Eric Meyer. Photo (cc) by Sam Bailey / Kansas Reflector

How stunningly authoritarian was a police raid on a newspaper office in Marion, Kansas? Here’s an indication: When independent media reporter Brian Stelter posted about it Friday night on the Platform Formerly Known as Twitter, among those responding was Maria Ressa, the Filipino journalist who won the 2021 Nobel Peace Prize for her courageous resistance to her own country’s authoritarian regime.

“It’s happening to you now … death by a thousand cuts,” she wrote.

The shocking raid, conducted Friday afternoon, was aimed at seizing computers, cellphones and other materials from the Marion County Record, whose owner and publisher, Eric Meyer, is a former journalist for the Milwaukee Journal and a former journalism professor at the University of Illinois. According to the Kansas Reflector, a nonprofit news outlet, the police action threatened Meyer’s ability to publish his paper — which, after all, may have been the point.

Meyer told the Reflector that the authorities were trying to send him a message: “Mind your own business or we’re going to step on you.”

What’s especially weird about all of this is that involved a rather quotidian matter. The Reflector has been reporting on a restaurant owner who did not have a driver’s license and had been convicted of drunken driving, thus threatening her catering business. According to the Record’s own coverage of the raid, officers descended on the Record’s office as well as Meyer’s home, where they seized technology used by his 98-year-old mother to watch television and photographed Eric Meyer’s personal financial documents. The home of a vice mayor was targeted as well.

The Reflector’s journalism is licensed under Creative Commons, and news outlets are free to republish it. Below is the full story:

Police stage ‘chilling’ raid on Marion County newspaper, seizing computers, records and cellphones

By Sherman Smith, Sam Bailey, Rachel Mipro and Tim Carpenter | Aug. 11, 4:15 p.m.

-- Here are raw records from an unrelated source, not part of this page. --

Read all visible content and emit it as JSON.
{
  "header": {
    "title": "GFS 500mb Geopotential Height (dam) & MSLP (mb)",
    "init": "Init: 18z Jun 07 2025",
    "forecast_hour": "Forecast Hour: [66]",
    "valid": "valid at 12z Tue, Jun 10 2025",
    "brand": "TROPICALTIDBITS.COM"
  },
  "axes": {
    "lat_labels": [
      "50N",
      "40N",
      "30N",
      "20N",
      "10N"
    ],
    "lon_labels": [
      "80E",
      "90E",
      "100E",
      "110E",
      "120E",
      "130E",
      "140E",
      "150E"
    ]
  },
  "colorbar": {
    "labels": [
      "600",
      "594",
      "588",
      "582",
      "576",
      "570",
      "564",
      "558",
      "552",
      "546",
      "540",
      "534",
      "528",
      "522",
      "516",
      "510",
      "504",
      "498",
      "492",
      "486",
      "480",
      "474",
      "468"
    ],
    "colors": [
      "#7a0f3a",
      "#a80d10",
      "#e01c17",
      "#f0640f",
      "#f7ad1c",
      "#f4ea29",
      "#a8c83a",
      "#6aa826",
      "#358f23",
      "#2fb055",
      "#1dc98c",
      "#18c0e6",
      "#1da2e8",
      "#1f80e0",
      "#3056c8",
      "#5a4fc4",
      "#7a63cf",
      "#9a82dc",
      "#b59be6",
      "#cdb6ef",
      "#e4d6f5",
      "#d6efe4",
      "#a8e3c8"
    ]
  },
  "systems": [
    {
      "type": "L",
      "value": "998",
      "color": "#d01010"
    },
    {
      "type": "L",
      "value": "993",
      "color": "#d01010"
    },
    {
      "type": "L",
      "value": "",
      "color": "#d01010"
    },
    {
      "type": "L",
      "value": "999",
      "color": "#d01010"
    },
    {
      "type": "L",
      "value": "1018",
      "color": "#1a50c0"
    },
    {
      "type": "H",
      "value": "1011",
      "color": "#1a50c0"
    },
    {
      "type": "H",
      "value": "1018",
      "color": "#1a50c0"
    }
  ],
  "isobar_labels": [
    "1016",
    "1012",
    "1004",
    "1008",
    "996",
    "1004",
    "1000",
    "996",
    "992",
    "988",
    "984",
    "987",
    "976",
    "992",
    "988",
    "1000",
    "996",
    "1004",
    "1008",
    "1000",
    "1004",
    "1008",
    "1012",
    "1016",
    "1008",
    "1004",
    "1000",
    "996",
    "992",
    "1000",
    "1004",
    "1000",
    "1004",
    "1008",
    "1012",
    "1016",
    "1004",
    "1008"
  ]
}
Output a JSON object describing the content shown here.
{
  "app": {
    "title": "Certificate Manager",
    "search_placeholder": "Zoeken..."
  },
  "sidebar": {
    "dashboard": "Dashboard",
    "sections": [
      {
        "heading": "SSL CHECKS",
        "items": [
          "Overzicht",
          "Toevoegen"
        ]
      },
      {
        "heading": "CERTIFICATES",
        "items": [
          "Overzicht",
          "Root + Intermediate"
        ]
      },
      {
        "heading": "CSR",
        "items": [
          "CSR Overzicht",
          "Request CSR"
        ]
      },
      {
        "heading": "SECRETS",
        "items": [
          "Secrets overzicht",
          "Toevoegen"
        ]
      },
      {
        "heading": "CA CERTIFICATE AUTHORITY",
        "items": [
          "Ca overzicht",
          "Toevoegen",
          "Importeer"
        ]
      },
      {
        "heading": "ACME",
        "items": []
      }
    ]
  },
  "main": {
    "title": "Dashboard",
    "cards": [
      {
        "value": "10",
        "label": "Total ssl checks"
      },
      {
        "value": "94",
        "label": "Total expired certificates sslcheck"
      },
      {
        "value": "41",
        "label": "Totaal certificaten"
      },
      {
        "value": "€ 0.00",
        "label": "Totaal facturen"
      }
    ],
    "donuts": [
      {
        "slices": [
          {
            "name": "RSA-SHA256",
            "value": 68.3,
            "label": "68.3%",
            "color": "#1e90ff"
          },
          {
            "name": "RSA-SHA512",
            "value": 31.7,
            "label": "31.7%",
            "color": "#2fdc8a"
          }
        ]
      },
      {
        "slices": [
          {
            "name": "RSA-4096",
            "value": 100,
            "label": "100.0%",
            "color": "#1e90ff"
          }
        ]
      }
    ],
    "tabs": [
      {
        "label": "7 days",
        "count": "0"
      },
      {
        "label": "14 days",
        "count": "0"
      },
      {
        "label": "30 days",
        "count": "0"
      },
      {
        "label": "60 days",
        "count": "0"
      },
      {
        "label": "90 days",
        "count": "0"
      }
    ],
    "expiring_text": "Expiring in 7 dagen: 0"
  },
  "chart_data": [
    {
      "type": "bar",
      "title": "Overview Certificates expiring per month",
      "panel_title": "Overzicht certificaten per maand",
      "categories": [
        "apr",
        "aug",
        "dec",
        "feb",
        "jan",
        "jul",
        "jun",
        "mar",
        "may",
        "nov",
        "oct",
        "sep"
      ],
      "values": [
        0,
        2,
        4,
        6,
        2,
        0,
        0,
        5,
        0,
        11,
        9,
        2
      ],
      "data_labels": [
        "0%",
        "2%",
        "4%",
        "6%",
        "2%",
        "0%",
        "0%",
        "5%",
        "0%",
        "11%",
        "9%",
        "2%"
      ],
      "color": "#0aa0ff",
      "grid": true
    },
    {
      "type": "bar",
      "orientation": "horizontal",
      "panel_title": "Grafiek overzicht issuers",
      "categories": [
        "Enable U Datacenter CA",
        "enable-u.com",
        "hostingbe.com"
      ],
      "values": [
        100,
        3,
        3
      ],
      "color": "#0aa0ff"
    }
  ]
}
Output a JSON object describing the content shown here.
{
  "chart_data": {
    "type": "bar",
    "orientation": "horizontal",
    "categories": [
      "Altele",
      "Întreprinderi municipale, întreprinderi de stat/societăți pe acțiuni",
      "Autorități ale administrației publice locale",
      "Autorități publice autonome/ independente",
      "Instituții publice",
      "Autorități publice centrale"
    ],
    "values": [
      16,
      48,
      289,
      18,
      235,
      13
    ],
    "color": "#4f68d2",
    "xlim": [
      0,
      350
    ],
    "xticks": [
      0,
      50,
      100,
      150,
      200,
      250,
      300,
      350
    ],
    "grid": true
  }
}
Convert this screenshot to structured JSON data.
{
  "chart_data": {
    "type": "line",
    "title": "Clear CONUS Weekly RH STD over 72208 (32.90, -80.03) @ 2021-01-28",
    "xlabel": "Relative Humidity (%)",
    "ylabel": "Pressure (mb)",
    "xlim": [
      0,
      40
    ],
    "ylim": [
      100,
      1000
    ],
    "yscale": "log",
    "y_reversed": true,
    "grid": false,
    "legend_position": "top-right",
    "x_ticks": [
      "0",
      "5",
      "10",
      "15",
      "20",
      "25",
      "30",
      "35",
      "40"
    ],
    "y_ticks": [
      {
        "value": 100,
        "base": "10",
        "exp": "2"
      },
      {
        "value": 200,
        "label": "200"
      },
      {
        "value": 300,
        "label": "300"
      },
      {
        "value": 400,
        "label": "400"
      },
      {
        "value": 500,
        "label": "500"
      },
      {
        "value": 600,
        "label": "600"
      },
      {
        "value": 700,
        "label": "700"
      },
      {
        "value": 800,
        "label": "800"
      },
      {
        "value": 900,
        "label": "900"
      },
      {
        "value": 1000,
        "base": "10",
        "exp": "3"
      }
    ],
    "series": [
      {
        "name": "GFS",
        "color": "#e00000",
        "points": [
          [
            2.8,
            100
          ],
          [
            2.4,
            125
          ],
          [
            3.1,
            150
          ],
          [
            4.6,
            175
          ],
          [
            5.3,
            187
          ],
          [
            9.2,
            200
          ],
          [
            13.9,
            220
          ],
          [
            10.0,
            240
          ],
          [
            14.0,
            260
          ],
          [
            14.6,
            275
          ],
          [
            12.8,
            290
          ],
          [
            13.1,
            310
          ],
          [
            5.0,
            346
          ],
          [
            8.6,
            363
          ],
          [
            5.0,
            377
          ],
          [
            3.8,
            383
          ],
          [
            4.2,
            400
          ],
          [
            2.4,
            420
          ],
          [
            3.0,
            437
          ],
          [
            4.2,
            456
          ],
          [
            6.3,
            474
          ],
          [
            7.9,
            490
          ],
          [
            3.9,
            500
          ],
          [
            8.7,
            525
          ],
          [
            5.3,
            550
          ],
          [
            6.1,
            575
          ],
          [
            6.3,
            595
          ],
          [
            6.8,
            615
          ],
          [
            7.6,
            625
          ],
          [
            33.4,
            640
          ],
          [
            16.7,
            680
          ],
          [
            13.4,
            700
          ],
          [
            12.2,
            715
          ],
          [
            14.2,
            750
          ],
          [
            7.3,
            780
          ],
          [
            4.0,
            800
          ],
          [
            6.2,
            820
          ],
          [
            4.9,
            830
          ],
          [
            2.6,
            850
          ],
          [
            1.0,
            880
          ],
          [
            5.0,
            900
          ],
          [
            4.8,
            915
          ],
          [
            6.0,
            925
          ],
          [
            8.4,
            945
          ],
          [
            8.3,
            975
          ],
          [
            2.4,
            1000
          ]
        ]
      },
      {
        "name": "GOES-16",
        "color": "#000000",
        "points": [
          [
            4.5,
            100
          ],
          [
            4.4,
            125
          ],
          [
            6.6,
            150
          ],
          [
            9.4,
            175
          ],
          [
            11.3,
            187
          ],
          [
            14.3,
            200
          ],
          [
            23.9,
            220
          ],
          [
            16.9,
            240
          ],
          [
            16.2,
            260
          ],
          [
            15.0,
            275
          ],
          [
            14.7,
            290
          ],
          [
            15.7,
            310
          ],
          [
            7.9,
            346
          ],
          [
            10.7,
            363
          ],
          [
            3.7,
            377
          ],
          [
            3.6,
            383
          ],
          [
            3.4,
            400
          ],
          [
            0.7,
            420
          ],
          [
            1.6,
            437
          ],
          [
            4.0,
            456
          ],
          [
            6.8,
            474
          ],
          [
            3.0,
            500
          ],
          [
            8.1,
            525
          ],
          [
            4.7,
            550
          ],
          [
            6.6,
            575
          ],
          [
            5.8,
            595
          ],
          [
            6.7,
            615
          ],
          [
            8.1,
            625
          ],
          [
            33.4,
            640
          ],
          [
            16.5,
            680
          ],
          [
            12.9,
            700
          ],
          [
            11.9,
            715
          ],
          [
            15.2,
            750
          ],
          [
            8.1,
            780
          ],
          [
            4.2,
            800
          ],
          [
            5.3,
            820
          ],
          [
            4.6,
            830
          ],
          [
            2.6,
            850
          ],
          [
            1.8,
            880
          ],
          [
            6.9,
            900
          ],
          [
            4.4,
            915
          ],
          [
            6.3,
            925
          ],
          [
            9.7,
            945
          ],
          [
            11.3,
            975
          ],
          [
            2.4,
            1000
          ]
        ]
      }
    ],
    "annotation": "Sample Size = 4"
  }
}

MARION — In an unprecedented raid Friday, local law enforcement seized computers, cellphones and reporting materials from the Marion County Record office, the newspaper’s reporters, and the publisher’s home.

Eric Meyer, owner and publisher of the newspaper, said police were motivated by a confidential source who leaked sensitive documents to the newspaper, and the message was clear: “Mind your own business or we’re going to step on you.”

The city’s entire five-officer police force and two sheriff’s deputies took “everything we have,” Meyer said, and it wasn’t clear how the newspaper staff would take the weekly publication to press Tuesday night.

The raid followed news stories about a restaurant owner who kicked reporters out of a meeting last week with U.S. Rep. Jake LaTurner, and revelations about the restaurant owner’s lack of a driver’s license and conviction for drunken driving.